Doveva riflettere su cos’andava fatto ora, ma si perdeva in altri pensieri, indeciso sui lati positivi o negativi delle sue sfortune. Erano venuti a prenderlo. Sapevano già tutto o avevano solo sospetti? In tal caso fuggire li avrebbe confermati, ma non aveva intenzione di mettersi nelle mani della polizia e sperare nella fortuna. Era indeciso su cosa potesse fargli più dispiacere, se perdere la casa o il covo segreto. Non era escluso che un’altra pattuglia fosse là ad aspettarlo, ma doveva sapere. Tutti i suoi attrezzi, i progetti, le mappe.
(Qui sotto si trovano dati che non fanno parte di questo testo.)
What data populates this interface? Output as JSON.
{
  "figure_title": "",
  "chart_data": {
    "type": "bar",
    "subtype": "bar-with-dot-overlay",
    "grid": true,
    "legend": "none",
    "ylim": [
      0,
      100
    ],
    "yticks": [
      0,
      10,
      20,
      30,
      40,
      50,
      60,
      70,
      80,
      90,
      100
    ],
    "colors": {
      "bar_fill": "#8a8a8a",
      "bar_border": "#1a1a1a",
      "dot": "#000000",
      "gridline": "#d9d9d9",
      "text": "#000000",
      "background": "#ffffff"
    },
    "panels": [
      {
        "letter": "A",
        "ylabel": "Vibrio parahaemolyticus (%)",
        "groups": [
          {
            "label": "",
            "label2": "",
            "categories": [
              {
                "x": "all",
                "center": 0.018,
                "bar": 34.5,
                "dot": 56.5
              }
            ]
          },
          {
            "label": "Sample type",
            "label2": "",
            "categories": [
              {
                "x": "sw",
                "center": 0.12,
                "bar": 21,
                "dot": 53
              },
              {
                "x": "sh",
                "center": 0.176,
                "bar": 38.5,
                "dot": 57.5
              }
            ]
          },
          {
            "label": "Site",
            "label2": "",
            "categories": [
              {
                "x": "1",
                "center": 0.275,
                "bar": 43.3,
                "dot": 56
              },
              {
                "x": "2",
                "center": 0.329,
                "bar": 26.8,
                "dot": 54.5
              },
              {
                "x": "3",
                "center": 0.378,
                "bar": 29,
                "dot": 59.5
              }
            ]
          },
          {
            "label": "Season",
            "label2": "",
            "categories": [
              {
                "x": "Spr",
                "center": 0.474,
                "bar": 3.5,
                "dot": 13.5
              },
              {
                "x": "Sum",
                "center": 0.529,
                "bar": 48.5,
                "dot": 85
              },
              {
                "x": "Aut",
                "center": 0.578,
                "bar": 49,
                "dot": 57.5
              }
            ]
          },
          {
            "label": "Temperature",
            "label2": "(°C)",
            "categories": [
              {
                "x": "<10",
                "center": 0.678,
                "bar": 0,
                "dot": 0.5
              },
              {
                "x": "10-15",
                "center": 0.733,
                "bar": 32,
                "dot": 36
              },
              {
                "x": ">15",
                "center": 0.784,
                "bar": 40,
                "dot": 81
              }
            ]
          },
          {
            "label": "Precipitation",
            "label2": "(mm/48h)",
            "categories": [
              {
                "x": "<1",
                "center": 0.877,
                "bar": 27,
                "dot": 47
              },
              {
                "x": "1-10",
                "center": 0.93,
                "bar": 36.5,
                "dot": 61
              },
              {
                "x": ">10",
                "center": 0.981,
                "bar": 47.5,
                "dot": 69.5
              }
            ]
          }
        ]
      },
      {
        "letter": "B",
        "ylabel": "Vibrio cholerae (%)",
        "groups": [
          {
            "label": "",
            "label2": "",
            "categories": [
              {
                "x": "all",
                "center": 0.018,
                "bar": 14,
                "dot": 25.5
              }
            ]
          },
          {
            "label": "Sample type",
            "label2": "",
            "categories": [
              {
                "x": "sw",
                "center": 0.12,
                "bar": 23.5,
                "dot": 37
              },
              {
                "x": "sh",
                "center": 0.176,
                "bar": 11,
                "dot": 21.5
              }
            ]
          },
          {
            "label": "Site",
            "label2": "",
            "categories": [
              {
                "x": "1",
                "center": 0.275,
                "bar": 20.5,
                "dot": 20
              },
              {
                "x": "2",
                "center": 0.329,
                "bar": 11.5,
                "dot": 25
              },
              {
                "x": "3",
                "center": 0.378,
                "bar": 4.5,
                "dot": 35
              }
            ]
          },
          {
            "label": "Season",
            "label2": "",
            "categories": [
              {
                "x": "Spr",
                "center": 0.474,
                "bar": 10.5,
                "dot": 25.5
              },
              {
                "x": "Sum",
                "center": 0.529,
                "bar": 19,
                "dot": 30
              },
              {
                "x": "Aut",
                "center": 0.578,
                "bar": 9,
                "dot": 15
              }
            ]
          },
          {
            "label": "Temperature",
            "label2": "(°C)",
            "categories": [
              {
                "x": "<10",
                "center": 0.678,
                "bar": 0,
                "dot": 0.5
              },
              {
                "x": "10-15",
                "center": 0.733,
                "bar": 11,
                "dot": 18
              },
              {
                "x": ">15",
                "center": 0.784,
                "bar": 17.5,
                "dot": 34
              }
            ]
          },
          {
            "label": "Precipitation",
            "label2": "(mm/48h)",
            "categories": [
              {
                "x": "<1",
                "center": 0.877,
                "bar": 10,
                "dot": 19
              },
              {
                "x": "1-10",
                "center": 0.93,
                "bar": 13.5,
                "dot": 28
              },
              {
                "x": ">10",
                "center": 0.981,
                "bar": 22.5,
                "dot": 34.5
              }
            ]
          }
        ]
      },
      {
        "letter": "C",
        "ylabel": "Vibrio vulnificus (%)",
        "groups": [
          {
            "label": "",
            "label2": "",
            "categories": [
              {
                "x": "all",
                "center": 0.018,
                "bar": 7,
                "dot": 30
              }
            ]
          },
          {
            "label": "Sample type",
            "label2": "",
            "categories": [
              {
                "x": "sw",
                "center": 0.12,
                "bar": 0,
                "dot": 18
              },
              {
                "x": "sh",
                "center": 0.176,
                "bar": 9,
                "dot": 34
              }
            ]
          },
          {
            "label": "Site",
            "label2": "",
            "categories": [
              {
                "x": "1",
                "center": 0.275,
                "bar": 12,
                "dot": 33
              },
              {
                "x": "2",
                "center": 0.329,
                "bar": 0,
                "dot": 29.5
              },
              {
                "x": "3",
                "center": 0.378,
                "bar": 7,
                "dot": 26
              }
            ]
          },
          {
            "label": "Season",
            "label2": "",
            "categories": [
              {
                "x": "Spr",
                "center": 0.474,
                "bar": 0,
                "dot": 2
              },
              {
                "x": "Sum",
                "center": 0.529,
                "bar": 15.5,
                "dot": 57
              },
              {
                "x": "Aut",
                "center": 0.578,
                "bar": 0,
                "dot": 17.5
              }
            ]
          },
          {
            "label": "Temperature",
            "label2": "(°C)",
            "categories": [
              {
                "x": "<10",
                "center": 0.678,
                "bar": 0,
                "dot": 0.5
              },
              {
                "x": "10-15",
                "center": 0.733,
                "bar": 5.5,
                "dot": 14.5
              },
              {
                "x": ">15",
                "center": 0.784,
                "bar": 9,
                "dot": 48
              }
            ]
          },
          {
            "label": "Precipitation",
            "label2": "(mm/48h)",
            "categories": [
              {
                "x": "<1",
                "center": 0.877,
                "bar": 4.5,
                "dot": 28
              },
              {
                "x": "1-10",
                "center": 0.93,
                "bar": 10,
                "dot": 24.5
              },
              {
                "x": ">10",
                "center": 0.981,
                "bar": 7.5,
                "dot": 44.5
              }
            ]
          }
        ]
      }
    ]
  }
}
Là c’era tutto ciò che poteva incriminarlo, per non parlare del suo prezioso arsenale di armi artigianali, le scorte di benzina e polvere da sparo.

 

Raggiunto il covo si avvicinò circospetto, strisciando tra i cespugli e passando dal buco della recinzione sul retro. Fuori tutto tranquillo. Potevano essersi nascosti ad attenderlo, avvisati via radio dai colleghi che aveva giocato un’ora prima. Entrò dal cunicolo segreto, quello della rete idrica. Alzò la botola d’uscita lentamente, spingendola con la testa. Vide un ratto che se ne stava bel bello a rosicchiare una ciambella di nastro isolante.

“Bastardello” disse il Manciuriano “sarà il terzo rotolo che mi rovini questa settimana. Ma se ci fosse qualcuno nel mio covo non te ne staresti là tutto tranquillo a mangiarti i miei attrezzi. A meno che tu non sia un ratto spia degli sbirri”

Come se l’avesse sentito, il ratto smise di rosicchiare e scappò via, salvo tornare indietro a metà strada e riprendersi la sua ciambella di colla e gomma blu per poi sparire sotto uno scaffale.

Il Manciuriano esplorò il covo con passo felpato. Il posto era sicuro ma chissà per quanto ancora. Aveva un gran bisogno di dormire. Gli sbirri potevano sorprenderlo nel sonno ma doveva rischiare. Nascose alcuni degli attrezzi più importanti e andò a rannicchiarsi di nuovo nel cunicolo di servizio, a metà strada tra le due botole, inforcando il suo guanto di ferro che gli servì da calmante. L’oscurità del cunicolo fece il resto, regalandogli un lungo sonno.